Why Most SMEs Are Stuck Chasing Customers — And the YouTube Channel Quietly Teaching the "On-Demand" Fix
If you manage a small or medium-sized business, you know all too well the frustration of chasing new customers instead of having them come to you. Most SME owners try one marketing hack after another, hoping something finally sticks. That's exactly the problem the YouTube channel Obaz was designed to address.Instead of yet another channel stacked with generic tips, Obaz positions itself as a resource for founders and operators who are done with guesswork-driven marketing and looking for predictable, repeatable growth.
What the Channel Actually Teaches
At the center of the channel is a system they refer to as the "Customers on Demand" system. Instead of disconnected tips, the videos break down a end-to-end approach to acquiring and retaining customers. Broadly, the channel centers around several connected stages:
Identifying what sets your business apart — helping business owners how to map out the specific people most likely to buy.

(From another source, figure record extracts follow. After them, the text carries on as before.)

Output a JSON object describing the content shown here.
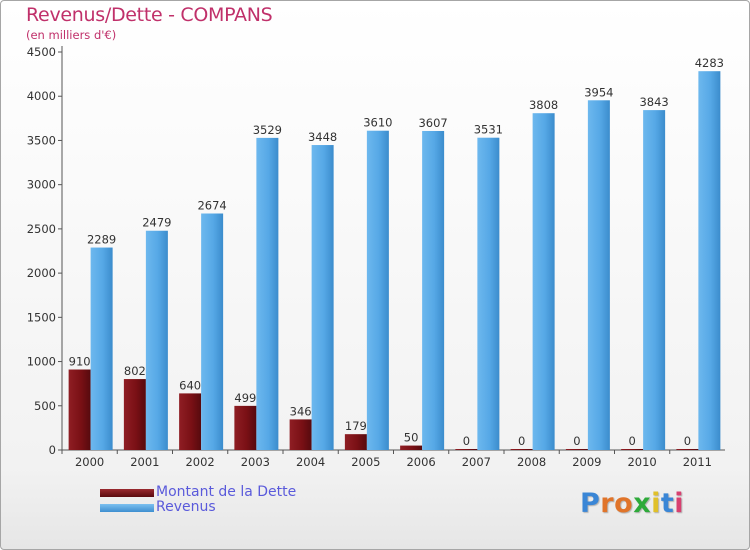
{
  "title": "Revenus/Dette - COMPANS",
  "subtitle": "(en milliers d'€)",
  "colors": {
    "title": "#c0306a",
    "dette": "#7a1015",
    "revenus": "#56a8e6",
    "legend_text": "#5a5adb",
    "axis": "#333333",
    "grid": "#d0d0d0"
  },
  "legend": {
    "dette_label": "Montant de la Dette",
    "revenus_label": "Revenus"
  },
  "logo": {
    "text": "Proxiti"
  },
  "chart_data": {
    "type": "bar",
    "title": "Revenus/Dette - COMPANS",
    "subtitle": "(en milliers d'€)",
    "xlabel": "",
    "ylabel": "",
    "ylim": [
      0,
      4500
    ],
    "yticks": [
      0,
      500,
      1000,
      1500,
      2000,
      2500,
      3000,
      3500,
      4000,
      4500
    ],
    "grid": false,
    "legend_position": "bottom-left",
    "categories": [
      "2000",
      "2001",
      "2002",
      "2003",
      "2004",
      "2005",
      "2006",
      "2007",
      "2008",
      "2009",
      "2010",
      "2011"
    ],
    "series": [
      {
        "name": "Montant de la Dette",
        "values": [
          910,
          802,
          640,
          499,
          346,
          179,
          50,
          0,
          0,
          0,
          0,
          0
        ]
      },
      {
        "name": "Revenus",
        "values": [
          2289,
          2479,
          2674,
          3529,
          3448,
          3610,
          3607,
          3531,
          3808,
          3954,
          3843,
          4283
        ]
      }
    ]
  }
}
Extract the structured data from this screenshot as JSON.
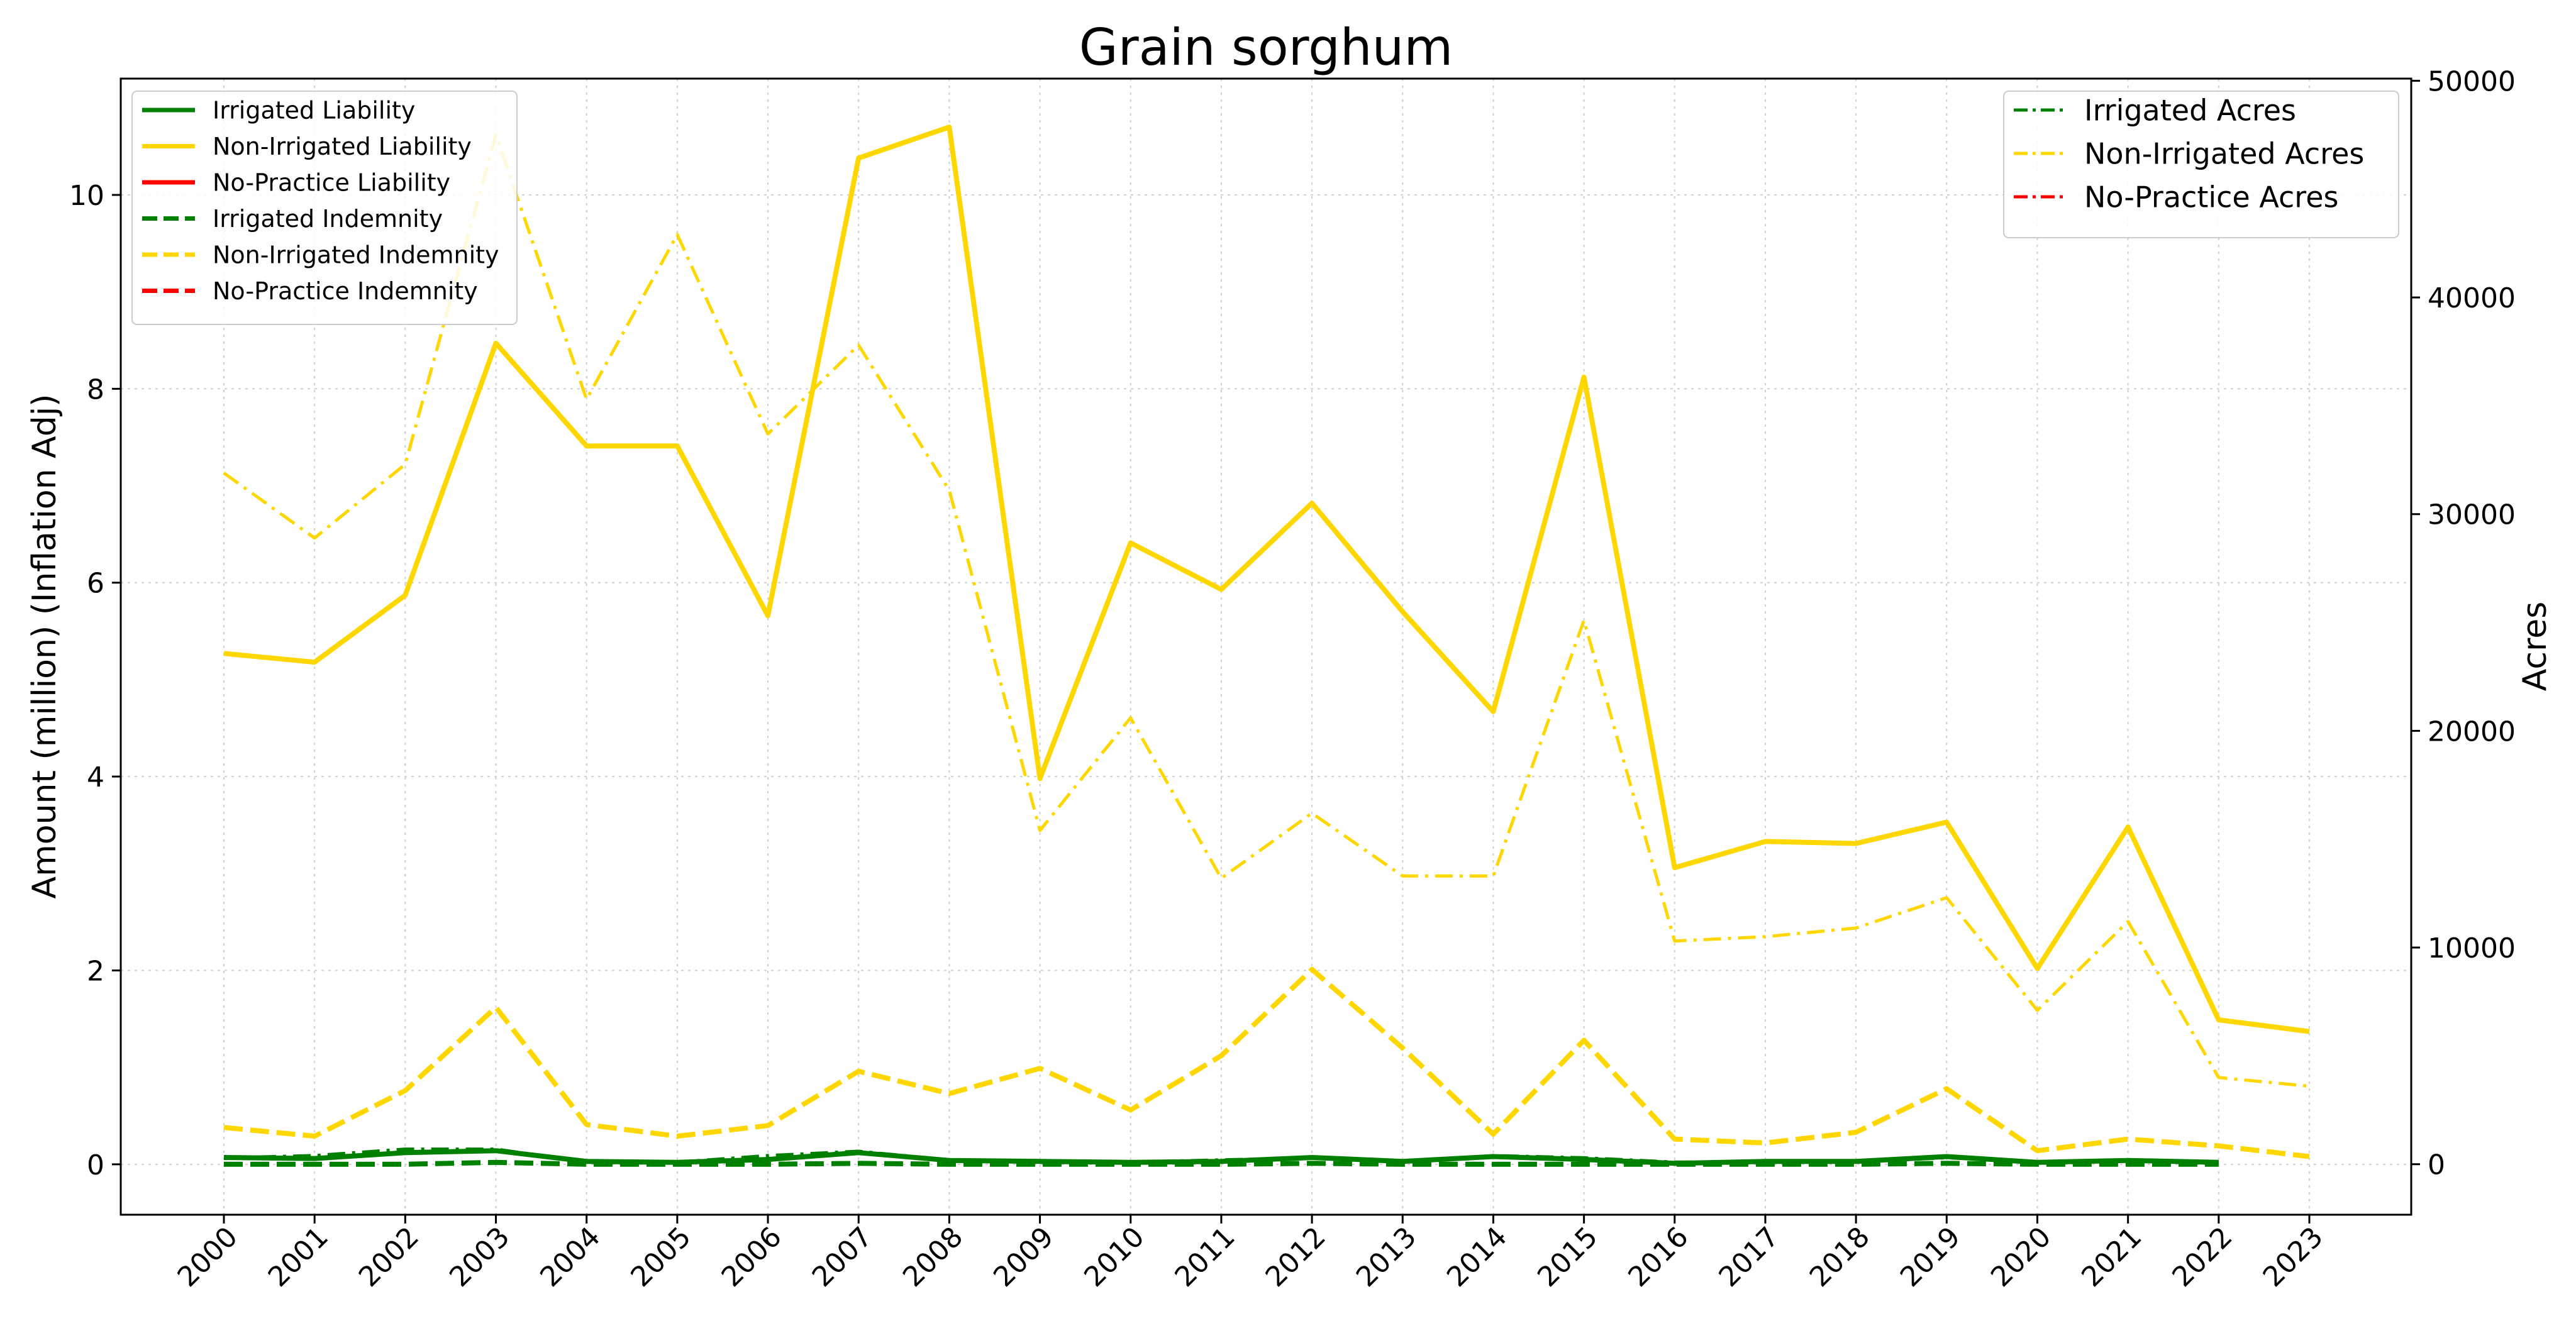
{
  "chart_data": {
    "type": "line",
    "title": "Grain sorghum",
    "xlabel": "",
    "ylabel_left": "Amount (million) (Inflation Adj)",
    "ylabel_right": "Acres",
    "categories": [
      "2000",
      "2001",
      "2002",
      "2003",
      "2004",
      "2005",
      "2006",
      "2007",
      "2008",
      "2009",
      "2010",
      "2011",
      "2012",
      "2013",
      "2014",
      "2015",
      "2016",
      "2017",
      "2018",
      "2019",
      "2020",
      "2021",
      "2022",
      "2023"
    ],
    "ylim_left": [
      -0.52,
      11.2
    ],
    "ylim_right": [
      -2330,
      50100
    ],
    "yticks_left": [
      0,
      2,
      4,
      6,
      8,
      10
    ],
    "yticks_right": [
      0,
      10000,
      20000,
      30000,
      40000,
      50000
    ],
    "grid": true,
    "series_left": [
      {
        "name": "Irrigated Liability",
        "color": "#008000",
        "style": "solid",
        "values": [
          0.07,
          0.06,
          0.12,
          0.14,
          0.03,
          0.02,
          0.05,
          0.12,
          0.04,
          0.03,
          0.02,
          0.03,
          0.07,
          0.03,
          0.08,
          0.05,
          0.01,
          0.03,
          0.03,
          0.08,
          0.02,
          0.04,
          0.02,
          null
        ]
      },
      {
        "name": "Non-Irrigated Liability",
        "color": "#FFD700",
        "style": "solid",
        "values": [
          5.27,
          5.18,
          5.87,
          8.47,
          7.41,
          7.41,
          5.66,
          10.38,
          10.7,
          3.98,
          6.41,
          5.93,
          6.82,
          5.7,
          4.67,
          8.12,
          3.06,
          3.33,
          3.31,
          3.53,
          2.02,
          3.48,
          1.49,
          1.37
        ]
      },
      {
        "name": "No-Practice Liability",
        "color": "#FF0000",
        "style": "solid",
        "values": []
      },
      {
        "name": "Irrigated Indemnity",
        "color": "#008000",
        "style": "dashed",
        "values": [
          0.0,
          0.0,
          0.0,
          0.02,
          0.0,
          0.0,
          0.0,
          0.01,
          0.0,
          0.0,
          0.0,
          0.0,
          0.01,
          0.0,
          0.0,
          0.0,
          0.0,
          0.0,
          0.0,
          0.01,
          0.0,
          0.0,
          0.0,
          null
        ]
      },
      {
        "name": "Non-Irrigated Indemnity",
        "color": "#FFD700",
        "style": "dashed",
        "values": [
          0.38,
          0.29,
          0.76,
          1.62,
          0.41,
          0.29,
          0.4,
          0.96,
          0.73,
          0.99,
          0.56,
          1.12,
          2.01,
          1.2,
          0.31,
          1.28,
          0.26,
          0.22,
          0.33,
          0.78,
          0.14,
          0.26,
          0.19,
          0.08
        ]
      },
      {
        "name": "No-Practice Indemnity",
        "color": "#FF0000",
        "style": "dashed",
        "values": []
      }
    ],
    "series_right": [
      {
        "name": "Irrigated Acres",
        "color": "#008000",
        "style": "dashdot",
        "values": [
          300,
          400,
          700,
          700,
          100,
          100,
          400,
          600,
          200,
          100,
          100,
          200,
          300,
          100,
          400,
          300,
          100,
          100,
          100,
          300,
          100,
          200,
          50,
          null
        ]
      },
      {
        "name": "Non-Irrigated Acres",
        "color": "#FFD700",
        "style": "dashdot",
        "values": [
          31900,
          28900,
          32300,
          47500,
          35300,
          42900,
          33700,
          37800,
          31100,
          15400,
          20600,
          13200,
          16200,
          13300,
          13300,
          25100,
          10300,
          10500,
          10900,
          12300,
          7100,
          11200,
          4000,
          3600
        ]
      },
      {
        "name": "No-Practice Acres",
        "color": "#FF0000",
        "style": "dashdot",
        "values": []
      }
    ],
    "legend_left": "top-left",
    "legend_right": "top-right"
  }
}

Creating a clear path from stranger to buyer — which means buyers come to you.
Turning one-time buyers into brand ambassadors — stretching the value of each customer long after the initial purchase.
This isn't flashy, get-rich-quick content. Instead, it's execution-focused, which is a clear departure from the typical "guru" content filling up YouTube's business space.
Who It's For
The channel is built for small and medium-sized business owners — rather than complete beginners with no business yet. It's tailored to those with an actual product or service already running, and the goal is growing it something with predictable, repeatable revenue.
Why It Stands Out
The thing that makes Obaz worth watching is its focused positioning: nearly each piece of content ties back here to the core promise — moving businesses from unpredictable, hope-based marketing into a structured acquisition system. As an SME owner drowning in the noise of generic growth tips, that kind of focus can be a welcome relief.
The Bottom Line
If you're trying to move past random marketing experiments, the Obaz (Online Business A to Z) channel is worth adding to your watch list. This isn't a channel that will sell you a shortcut — but it provides a process-driven roadmap for business owners who want customers on demand.